Though I often choose to enjoy my large meal at lunch (because a large meal mid-day is about half the price for the same standard of food and service), every day, no matter where I am, I face the question of finding dinner.
When making food choices I mix up high and low. I’m no food snob. I’ve cooked chicken organs with cabbage hotpot style in a subterranean Tokyo room for a few hundred yen, and occasionally when others have arranged it enjoyed Michelin stars.
Of course, I frequently return to favourite places where I am most warmly welcomed. To my surprise, Two Rooms kept my name tag for my coat from last year. How sweet is that?
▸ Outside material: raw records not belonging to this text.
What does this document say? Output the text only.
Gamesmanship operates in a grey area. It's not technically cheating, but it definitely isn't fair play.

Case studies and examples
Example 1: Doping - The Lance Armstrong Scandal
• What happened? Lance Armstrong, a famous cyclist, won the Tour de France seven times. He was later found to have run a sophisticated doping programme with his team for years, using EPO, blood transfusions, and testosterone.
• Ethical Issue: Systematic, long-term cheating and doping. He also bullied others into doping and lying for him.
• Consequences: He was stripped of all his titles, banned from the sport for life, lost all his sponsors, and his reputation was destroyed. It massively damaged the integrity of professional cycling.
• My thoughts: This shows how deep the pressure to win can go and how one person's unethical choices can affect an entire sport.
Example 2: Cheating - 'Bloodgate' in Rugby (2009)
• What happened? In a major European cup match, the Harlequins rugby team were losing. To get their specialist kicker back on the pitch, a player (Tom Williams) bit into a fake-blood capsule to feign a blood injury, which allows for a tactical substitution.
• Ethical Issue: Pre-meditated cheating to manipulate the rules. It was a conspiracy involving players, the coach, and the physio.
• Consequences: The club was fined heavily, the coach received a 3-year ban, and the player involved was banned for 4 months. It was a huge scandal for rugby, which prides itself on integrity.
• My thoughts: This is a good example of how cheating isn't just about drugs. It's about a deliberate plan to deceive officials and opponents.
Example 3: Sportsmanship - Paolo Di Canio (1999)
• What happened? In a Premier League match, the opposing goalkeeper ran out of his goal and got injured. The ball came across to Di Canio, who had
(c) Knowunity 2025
However, repeatedly I face the daunting prospect of navigating a Japanese menu with Google Translate and a great deal of uncertainty as to what exactly will arrive at the table. While I have rarely been disappointed, sometimes I have been surprised–squid guts as an appetizer comes to mind.
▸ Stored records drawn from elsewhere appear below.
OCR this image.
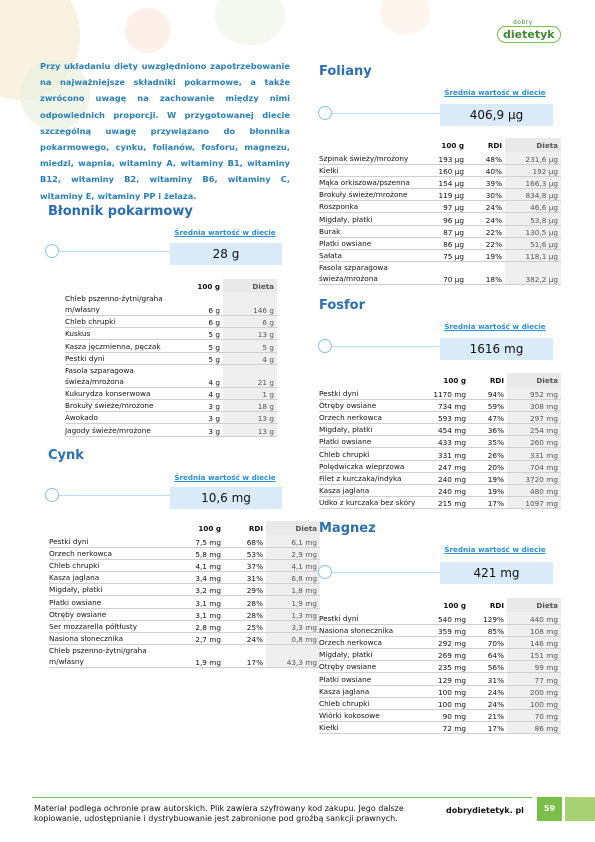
dobry
dietetyk

Przy układaniu diety uwzględniono zapotrzebowanie na najważniejsze składniki pokarmowe, a także zwrócono uwagę na zachowanie między nimi odpowiednich proporcji. W przygotowanej diecie szczególną uwagę przywiązano do błonnika pokarmowego, cynku, folianów, fosforu, magnezu, miedzi, wapnia, witaminy A, witaminy B1, witaminy B12, witaminy B2, witaminy B6, witaminy C, witaminy E, witaminy PP i żelaza.

Błonnik pokarmowy
Średnia wartość w diecie
28 g
	100 g	Dieta
Chleb pszenno-żytni/graha m/własny	6 g	146 g
Chleb chrupki	6 g	6 g
Kuskus	5 g	13 g
Kasza jęczmienna, pęczak	5 g	5 g
Pestki dyni	5 g	4 g
Fasola szparagowa świeża/mrożona	4 g	21 g
Kukurydza konserwowa	4 g	1 g
Brokuły świeże/mrożone	3 g	18 g
Awokado	3 g	13 g
Jagody świeże/mrożone	3 g	13 g
Cynk
Średnia wartość w diecie
10,6 mg
	100 g	RDI	Dieta
Pestki dyni	7,5 mg	68%	6,1 mg
Orzech nerkowca	5,8 mg	53%	2,9 mg
Chleb chrupki	4,1 mg	37%	4,1 mg
Kasza jaglana	3,4 mg	31%	6,8 mg
Migdały, płatki	3,2 mg	29%	1,8 mg
Płatki owsiane	3,1 mg	28%	1,9 mg
Otręby owsiane	3,1 mg	28%	1,3 mg
Ser mozzarella półtłusty	2,8 mg	25%	3,3 mg
Nasiona słonecznika	2,7 mg	24%	0,8 mg
Chleb pszenno-żytni/graha m/własny	1,9 mg	17%	43,3 mg
Foliany
Średnia wartość w diecie
406,9 µg
	100 g	RDI	Dieta
Szpinak świeży/mrożony	193 µg	48%	231,6 µg
Kiełki	160 µg	40%	192 µg
Mąka orkiszowa/pszenna	154 µg	39%	166,3 µg
Brokuły świeże/mrożone	119 µg	30%	834,8 µg
Roszponka	97 µg	24%	46,6 µg
Migdały, płatki	96 µg	24%	53,8 µg
Burak	87 µg	22%	130,5 µg
Płatki owsiane	86 µg	22%	51,6 µg
Sałata	75 µg	19%	118,1 µg
Fasola szparagowa świeża/mrożona	70 µg	18%	382,2 µg
Fosfor
Średnia wartość w diecie
1616 mg
	100 g	RDI	Dieta
Pestki dyni	1170 mg	94%	952 mg
Otręby owsiane	734 mg	59%	308 mg
Orzech nerkowca	593 mg	47%	297 mg
Migdały, płatki	454 mg	36%	254 mg
Płatki owsiane	433 mg	35%	260 mg
Chleb chrupki	331 mg	26%	331 mg
Polędwiczka wieprzowa	247 mg	20%	704 mg
Filet z kurczaka/indyka	240 mg	19%	3720 mg
Kasza jaglana	240 mg	19%	480 mg
Udko z kurczaka bez skóry	215 mg	17%	1097 mg
Magnez
Średnia wartość w diecie
421 mg
	100 g	RDI	Dieta
Pestki dyni	540 mg	129%	440 mg
Nasiona słonecznika	359 mg	85%	108 mg
Orzech nerkowca	292 mg	70%	146 mg
Migdały, płatki	269 mg	64%	151 mg
Otręby owsiane	235 mg	56%	99 mg
Płatki owsiane	129 mg	31%	77 mg
Kasza jaglana	100 mg	24%	200 mg
Chleb chrupki	100 mg	24%	100 mg
Wiórki kokosowe	90 mg	21%	70 mg
Kiełki	72 mg	17%	86 mg
Materiał podlega ochronie praw autorskich. Plik zawiera szyfrowany kod zakupu. Jego dalsze kopiowanie, udostępnianie i dystrybuowanie jest zabronione pod groźbą sankcji prawnych.
dobrydietetyk. pl	59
Whenever possible I like sampling local specialties. Therefore, the other weekend when I landed in Yonezawa I definitely wanted to enjoy their call to fame: Yonezawa beef. During a stroll back from the river park where I’d gone to stretch my legs after long ride from Tokyo, quite near my hotel I found Bekoya. The restaurant offers a number of dining options and I chose to have steak grilled for me over yakiniku, shabu shabu or sukiyaki which are better enjoyed in groups.
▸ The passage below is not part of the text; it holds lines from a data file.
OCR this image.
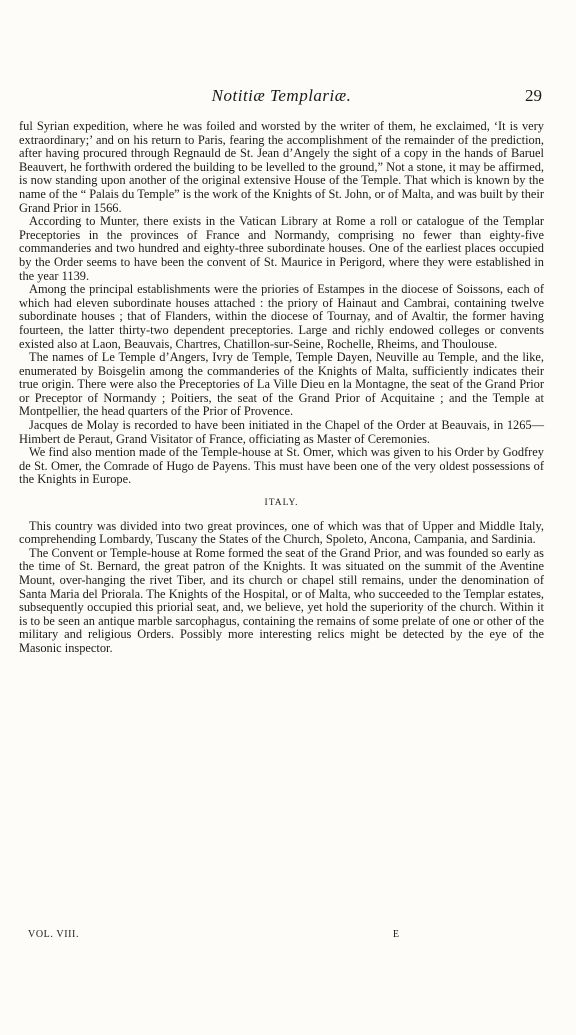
Notitiæ Templariæ.	29

ful Syrian expedition, where he was foiled and worsted by the writer of them, he exclaimed, ‘It is very extraordinary;’ and on his return to Paris, fearing the accomplishment of the remainder of the prediction, after having procured through Regnauld de St. Jean d’Angely the sight of a copy in the hands of Baruel Beauvert, he forthwith ordered the building to be levelled to the ground,” Not a stone, it may be affirmed, is now standing upon another of the original extensive House of the Temple. That which is known by the name of the “ Palais du Temple” is the work of the Knights of St. John, or of Malta, and was built by their Grand Prior in 1566.

According to Munter, there exists in the Vatican Library at Rome a roll or catalogue of the Templar Preceptories in the provinces of France and Normandy, comprising no fewer than eighty-five commanderies and two hundred and eighty-three subordinate houses. One of the earliest places occupied by the Order seems to have been the convent of St. Maurice in Perigord, where they were established in the year 1139.

Among the principal establishments were the priories of Estampes in the diocese of Soissons, each of which had eleven subordinate houses attached : the priory of Hainaut and Cambrai, containing twelve subordinate houses ; that of Flanders, within the diocese of Tournay, and of Avaltir, the former having fourteen, the latter thirty-two dependent preceptories. Large and richly endowed colleges or convents existed also at Laon, Beauvais, Chartres, Chatillon-sur-Seine, Rochelle, Rheims, and Thoulouse.

The names of Le Temple d’Angers, Ivry de Temple, Temple Dayen, Neuville au Temple, and the like, enumerated by Boisgelin among the commanderies of the Knights of Malta, sufficiently indicates their true origin. There were also the Preceptories of La Ville Dieu en la Montagne, the seat of the Grand Prior or Preceptor of Normandy ; Poitiers, the seat of the Grand Prior of Acquitaine ; and the Temple at Montpellier, the head quarters of the Prior of Provence.

Jacques de Molay is recorded to have been initiated in the Chapel of the Order at Beauvais, in 1265—Himbert de Peraut, Grand Visitator of France, officiating as Master of Ceremonies.

We find also mention made of the Temple-house at St. Omer, which was given to his Order by Godfrey de St. Omer, the Comrade of Hugo de Payens. This must have been one of the very oldest possessions of the Knights in Europe.

ITALY.

This country was divided into two great provinces, one of which was that of Upper and Middle Italy, comprehending Lombardy, Tuscany the States of the Church, Spoleto, Ancona, Campania, and Sardinia.

The Convent or Temple-house at Rome formed the seat of the Grand Prior, and was founded so early as the time of St. Bernard, the great patron of the Knights. It was situated on the summit of the Aventine Mount, over-hanging the rivet Tiber, and its church or chapel still remains, under the denomination of Santa Maria del Priorala. The Knights of the Hospital, or of Malta, who succeeded to the Templar estates, subsequently occupied this priorial seat, and, we believe, yet hold the superiority of the church. Within it is to be seen an antique marble sarcophagus, containing the remains of some prelate of one or other of the military and religious Orders. Possibly more interesting relics might be detected by the eye of the Masonic inspector.

VOL. VIII.	E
I was led into a restfully dark room, brought a warm hand towel and given a menu. Between the picture-menu, a little English and a little Japanese I requested the dinner set: 100 grams of Yonezawa beef done rare.
The set included appetizers: salad, a slice of ham, slices of beef, and a special local tofu. In addition to the beef, the meal featured the newly harvested, regional Tsuyahime rice, a choice of vegetables, two desserts and tea.
When I indicated that I’d like to sample Nihonshu for which the area is also renowned, the waiter suggested a regional sake only available in the autumn.
While I enjoyed the appetizers and the wine, Chef Ito prepared the vegetables and meat which he finished in a flambé.
The double-header dessert included a crème brulee along with apple granita. Yonezawa apples are famous throughout Japan, and that simple confection I’d most definitely like to have twice.
There’s nothing that quite matches being led to the table to be fed. Bite for bite, food–especially fresh, seasonal, local food–not only nourishes but also delights and consoles.
The tea was hot and slightly bitter. I leaned back most pleasantly stuffed. Sweet.